Cuesta arriba
Una fría neblina llegaba desde la bahía atravesando los bosques. En poco tiempo alcanzaría el mar abierto y entonces ya no podría distinguirse el agua de la tierra.
Habían subido muchos escalones para llegar allí, doscientos, trescientos, incluso más, nunca los había contado a pesar de haber recorrido el camino muchas veces. Ahora lo andaba todas las tardes para estar con su marido.
Desde arriba la vista era espléndida. Nadie podía negar que los muertos tenían, en aquel pueblo, un lugar privilegiado. El sitio que ocuparan en la otra vida, si es que la había, estaba fuera de su alcance, pero a su hijo siempre le decía que el padre estaba en el cielo y todos los días le arrastraba escaleras arriba, sin importarle sus protestas, para que no se olvidara de él.
En el pueblo muchos pensaban que acabaría por pulir el granito a base de frotar con el cepillo de raíces y por conseguir que su hijo la odiara.
—No las molestes Javier, no las molestes.
Pero el niño insistió en hurgar con el palo, el ceño fruncido y como si fuera sordo.
—¡Baja de ahí… te vas a caer!
—Vamonos ya… pipi caballo.
—¿Qué…? —preguntó encogiendo los hombros y arrugando media nariz.
—Tono me ha dicho que en vez de me aburro diga pipi caballo.
La madre movió la cabeza con lentitud sonriendo y sudando, mientras que se desvivía en retirar flores frescas para colocar otras flores frescas en su lugar y en arrancar yerbas de grietas invisibles, aferradas a la vida sobre cualquier grano de tierra, para que nada le robara el más mínimo espacio a su marido. Él también debió agarrarse con fuerza a la más pequeña cosa que flotara a su alrededor, luchando contra una mano que se empeñaba en arrastrarle a la profundidad. ¿Cuánto tiempo gritaron llamándose unos a otros? ¿Qué te pasaba por la cabeza en aquella soledad? Si cuando llegaba la noche continuabas vivo ¿qué sentías en aquella negrura? ¿Cuánto tiempo había durado la agonía? Estas preguntas le cruzaban el cuerpo y la única manera de distraerlas era frotar con más fuerza, con tanta y tan rápido que la hacía jadear.

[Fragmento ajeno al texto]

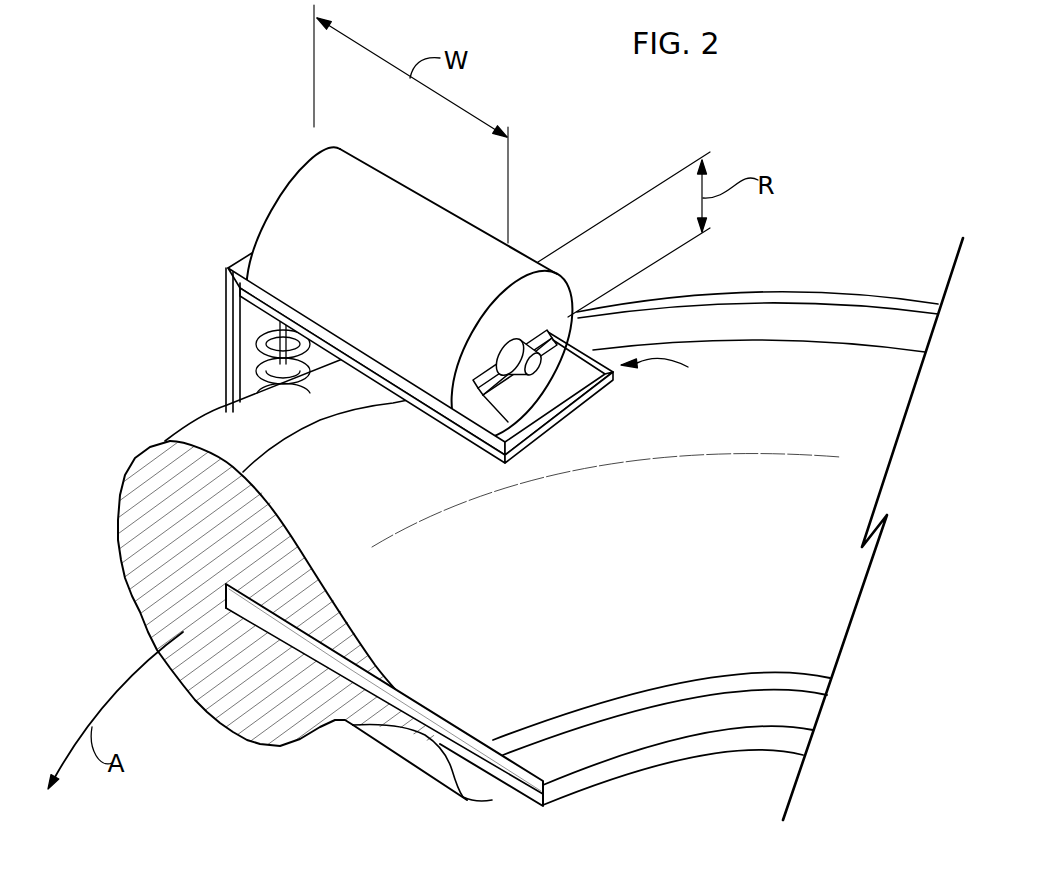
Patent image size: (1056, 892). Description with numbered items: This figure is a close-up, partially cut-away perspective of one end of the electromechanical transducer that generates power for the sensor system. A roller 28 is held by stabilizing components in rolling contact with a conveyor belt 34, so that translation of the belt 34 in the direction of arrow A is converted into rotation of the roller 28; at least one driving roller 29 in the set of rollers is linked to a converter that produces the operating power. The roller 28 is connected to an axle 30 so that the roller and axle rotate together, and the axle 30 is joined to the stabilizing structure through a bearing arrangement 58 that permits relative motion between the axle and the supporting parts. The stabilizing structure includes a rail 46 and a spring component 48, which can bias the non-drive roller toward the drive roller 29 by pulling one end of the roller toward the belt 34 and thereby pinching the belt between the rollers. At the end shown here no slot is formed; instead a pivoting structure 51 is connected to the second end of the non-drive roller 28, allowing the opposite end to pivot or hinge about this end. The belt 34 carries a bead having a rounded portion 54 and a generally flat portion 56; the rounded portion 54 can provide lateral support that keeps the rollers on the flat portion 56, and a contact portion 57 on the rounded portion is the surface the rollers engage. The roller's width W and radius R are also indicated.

The roller 28 is at (417, 185).
The driving roller 29 is at (403, 757).
The axle 30 is at (518, 352).
The conveyor belt 34 is at (497, 786).
The rail 46 is at (240, 254).
The spring component 48 is at (258, 336).
The pivoting structure 51 is at (668, 369).
The rounded portion of the bead 54 is at (153, 641).
The generally flat portion of the bead 56 is at (428, 767).
The contact portion 57 is at (930, 326).
The bearing arrangement 58 is at (473, 378).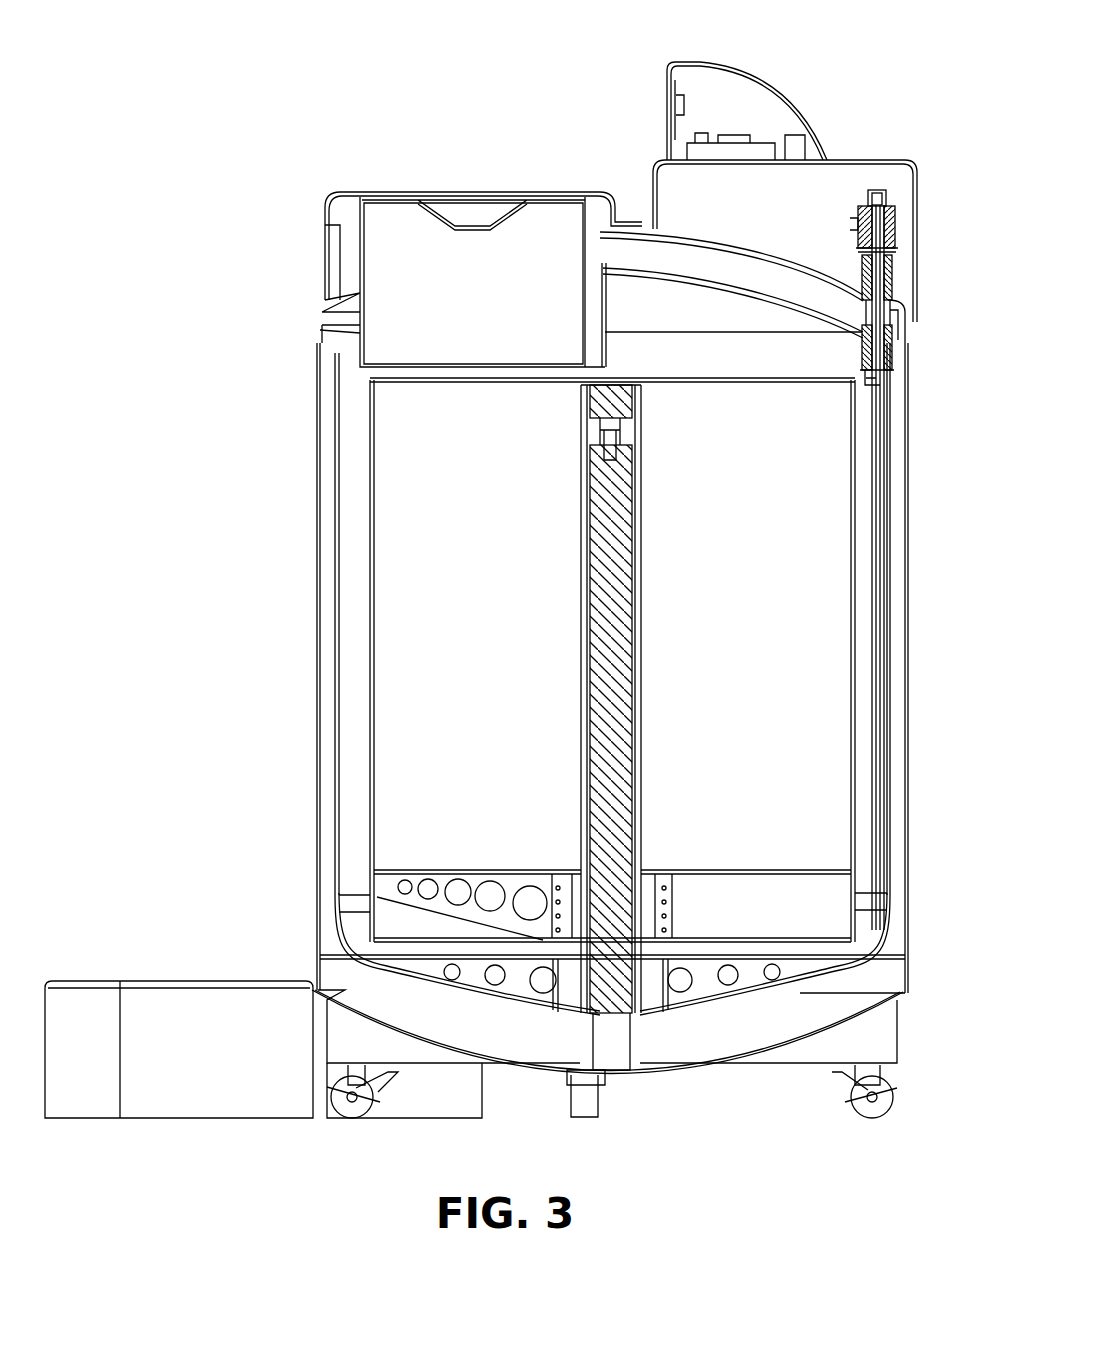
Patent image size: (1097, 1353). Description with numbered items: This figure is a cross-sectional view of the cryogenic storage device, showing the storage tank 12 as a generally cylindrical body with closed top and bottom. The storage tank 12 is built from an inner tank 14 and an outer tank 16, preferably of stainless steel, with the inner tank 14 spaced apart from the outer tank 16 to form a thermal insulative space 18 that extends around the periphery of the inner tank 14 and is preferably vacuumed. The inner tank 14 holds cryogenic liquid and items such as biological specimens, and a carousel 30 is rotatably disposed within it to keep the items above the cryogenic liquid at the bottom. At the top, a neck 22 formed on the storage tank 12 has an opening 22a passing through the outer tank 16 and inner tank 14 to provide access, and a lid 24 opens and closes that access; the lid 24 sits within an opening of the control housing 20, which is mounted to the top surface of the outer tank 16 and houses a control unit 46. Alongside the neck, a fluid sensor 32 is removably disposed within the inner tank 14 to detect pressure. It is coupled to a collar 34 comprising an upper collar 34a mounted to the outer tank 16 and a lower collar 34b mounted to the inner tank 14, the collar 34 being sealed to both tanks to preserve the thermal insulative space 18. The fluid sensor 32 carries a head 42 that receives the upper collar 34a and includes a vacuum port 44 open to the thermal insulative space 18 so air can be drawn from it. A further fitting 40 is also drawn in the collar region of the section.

The storage tank 12 is at (918, 510).
The inner tank 14 is at (853, 634).
The outer tank 16 is at (907, 563).
The thermal insulative space 18 is at (890, 708).
The control housing 20 is at (820, 70).
The neck 22 is at (607, 305).
The opening 22a is at (452, 349).
The lid 24 is at (342, 190).
The carousel 30 is at (746, 862).
The fluid sensor 32 is at (908, 418).
The collar 34 is at (838, 360).
The upper collar 34a is at (896, 267).
The lower collar 34b is at (903, 338).
The tube coupling 40 is at (890, 317).
The head 42 is at (897, 220).
The vacuum port 44 is at (851, 222).
The control unit 46 is at (735, 130).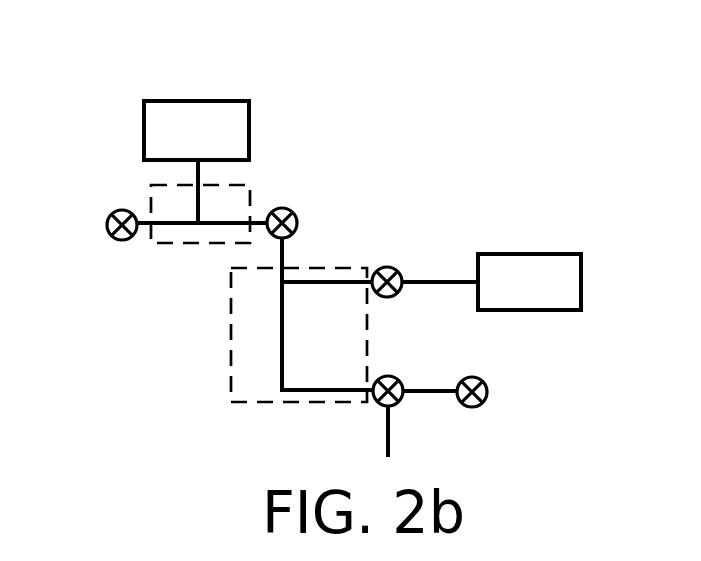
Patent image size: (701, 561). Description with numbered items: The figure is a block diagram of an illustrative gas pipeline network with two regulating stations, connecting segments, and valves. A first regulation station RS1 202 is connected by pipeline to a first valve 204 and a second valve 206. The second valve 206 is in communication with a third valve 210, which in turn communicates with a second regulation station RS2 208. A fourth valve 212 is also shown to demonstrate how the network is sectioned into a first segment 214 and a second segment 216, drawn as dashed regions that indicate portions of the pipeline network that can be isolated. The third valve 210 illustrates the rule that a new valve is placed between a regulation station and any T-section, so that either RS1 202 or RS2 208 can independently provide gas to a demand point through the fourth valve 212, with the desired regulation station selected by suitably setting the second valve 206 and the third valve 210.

The first regulation station 202 is at (202, 98).
The first valve 204 is at (106, 227).
The second valve 206 is at (297, 225).
The second regulation station 208 is at (537, 250).
The third valve 210 is at (385, 262).
The fourth valve 212 is at (385, 373).
The first segment 214 is at (195, 247).
The second segment 216 is at (230, 372).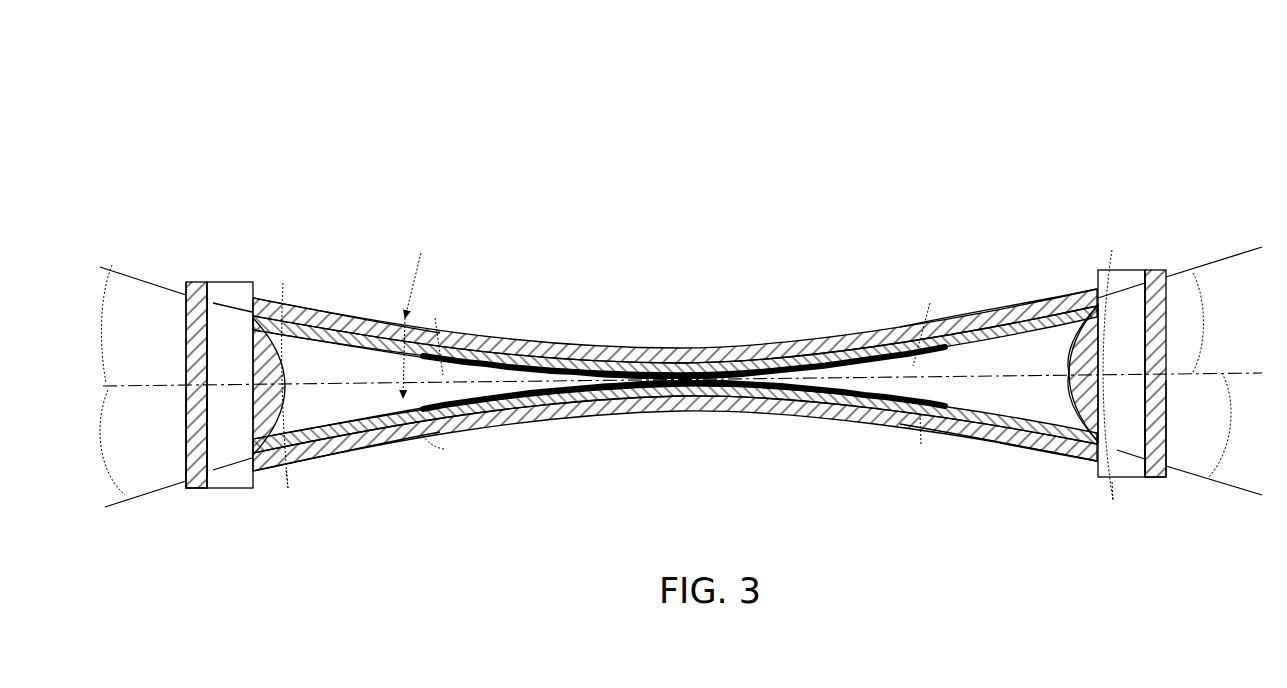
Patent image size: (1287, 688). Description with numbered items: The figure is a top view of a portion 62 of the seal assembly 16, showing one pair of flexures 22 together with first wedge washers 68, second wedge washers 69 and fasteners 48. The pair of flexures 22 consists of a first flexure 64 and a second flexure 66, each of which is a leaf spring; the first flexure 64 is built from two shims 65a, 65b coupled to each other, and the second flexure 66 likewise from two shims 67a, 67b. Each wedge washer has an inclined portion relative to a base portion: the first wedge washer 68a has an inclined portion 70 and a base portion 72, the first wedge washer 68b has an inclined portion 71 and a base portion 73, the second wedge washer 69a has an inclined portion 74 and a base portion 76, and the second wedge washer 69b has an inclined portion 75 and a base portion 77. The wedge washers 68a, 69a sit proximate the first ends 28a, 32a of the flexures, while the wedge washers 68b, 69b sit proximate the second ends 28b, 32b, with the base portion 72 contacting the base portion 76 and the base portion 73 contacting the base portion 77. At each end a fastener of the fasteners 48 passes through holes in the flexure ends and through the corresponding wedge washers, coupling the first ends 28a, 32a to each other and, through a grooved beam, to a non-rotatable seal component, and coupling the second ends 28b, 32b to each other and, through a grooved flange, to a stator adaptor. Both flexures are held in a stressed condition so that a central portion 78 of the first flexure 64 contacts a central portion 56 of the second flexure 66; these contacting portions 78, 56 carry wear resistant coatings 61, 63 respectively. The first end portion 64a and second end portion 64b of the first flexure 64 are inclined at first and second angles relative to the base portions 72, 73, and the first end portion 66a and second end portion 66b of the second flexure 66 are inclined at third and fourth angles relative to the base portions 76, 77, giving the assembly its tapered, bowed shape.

The seal assembly 16 is at (1108, 72).
The portion of the seal assembly 62 is at (270, 175).
The first end of the second flexure 32a is at (197, 282).
The second end of the second flexure 32b is at (197, 489).
The fasteners 48 is at (221, 282).
The first end of the first flexure 28a is at (1165, 272).
The second end of the first flexure 28b is at (1166, 478).
The first flexure 64 is at (335, 317).
The first end portion of the first flexure 64a is at (960, 320).
The second end portion of the first flexure 64b is at (299, 299).
The shim 65a is at (374, 342).
The shim 65b is at (376, 328).
The second flexure 66 is at (405, 450).
The first end portion of the second flexure 66a is at (966, 440).
The second end portion of the second flexure 66b is at (315, 460).
The shim 67a is at (398, 398).
The shim 67b is at (349, 437).
The wear resistant coating 61 is at (473, 370).
The wear resistant coating 63 is at (833, 397).
The portion of the first flexure 78 is at (647, 345).
The portion of the second flexure 56 is at (648, 412).
The base portion 77 is at (284, 403).
The first wedge washers 68 is at (1075, 327).
The first wedge washer 68a is at (1068, 345).
The base portion 76 is at (1068, 378).
The first wedge washer 68b is at (184, 340).
The second wedge washer 69b is at (183, 424).
The second wedge washers 69 is at (186, 454).
The second wedge washer 69a is at (1058, 444).
The base portion 73 is at (249, 355).
The base portion 72 is at (1110, 367).
The inclined portion 71 is at (285, 371).
The inclined portion 75 is at (290, 492).
The inclined portion 70 is at (1112, 362).
The inclined portion 74 is at (1117, 502).
The pair of flexures 22 is at (421, 312).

—Javier, por favor…, acabarán picándonos…Un día el tío Paco estaba haciendo lo mismo que tú…no te digo más que no daban abasto a quitarle aguijones... ¡Bien malo qué estuvo! contaba tú bisabuela… ¡Pero fíjate!… iban seis personas y solo le picaron a él.
—Quiero irme de aquí ―dijo enfurruñado.
—¿Sabes qué Inma estuvo en Holanda? —intentaba distraerle, que aguantara un poco más —ha traído unas flores preciosas… tulipanes… Hizo un redondel en el prado, delante de la casa, y los plantó. Ahora están naciendo las flores con unos colores preciosos rojo, morado, rosa… Algún día le pediremos alguna para traérsela a papá… ¿Qué te parece si después vamos a verlas? Javier deseo ir en ese mismo momento. A su alrededor había flores, pero las de Inma estaban vivas y también lo estaban sus hijos y los perros y las vacas y los gatos y las gallinas. Dio una tregua a las abejas y con voz tajante que no admitía demora, que exigía estar rodeado de futuro, se encaró con su madre diciendo:
—Muy bien, entonces llevame a verlas.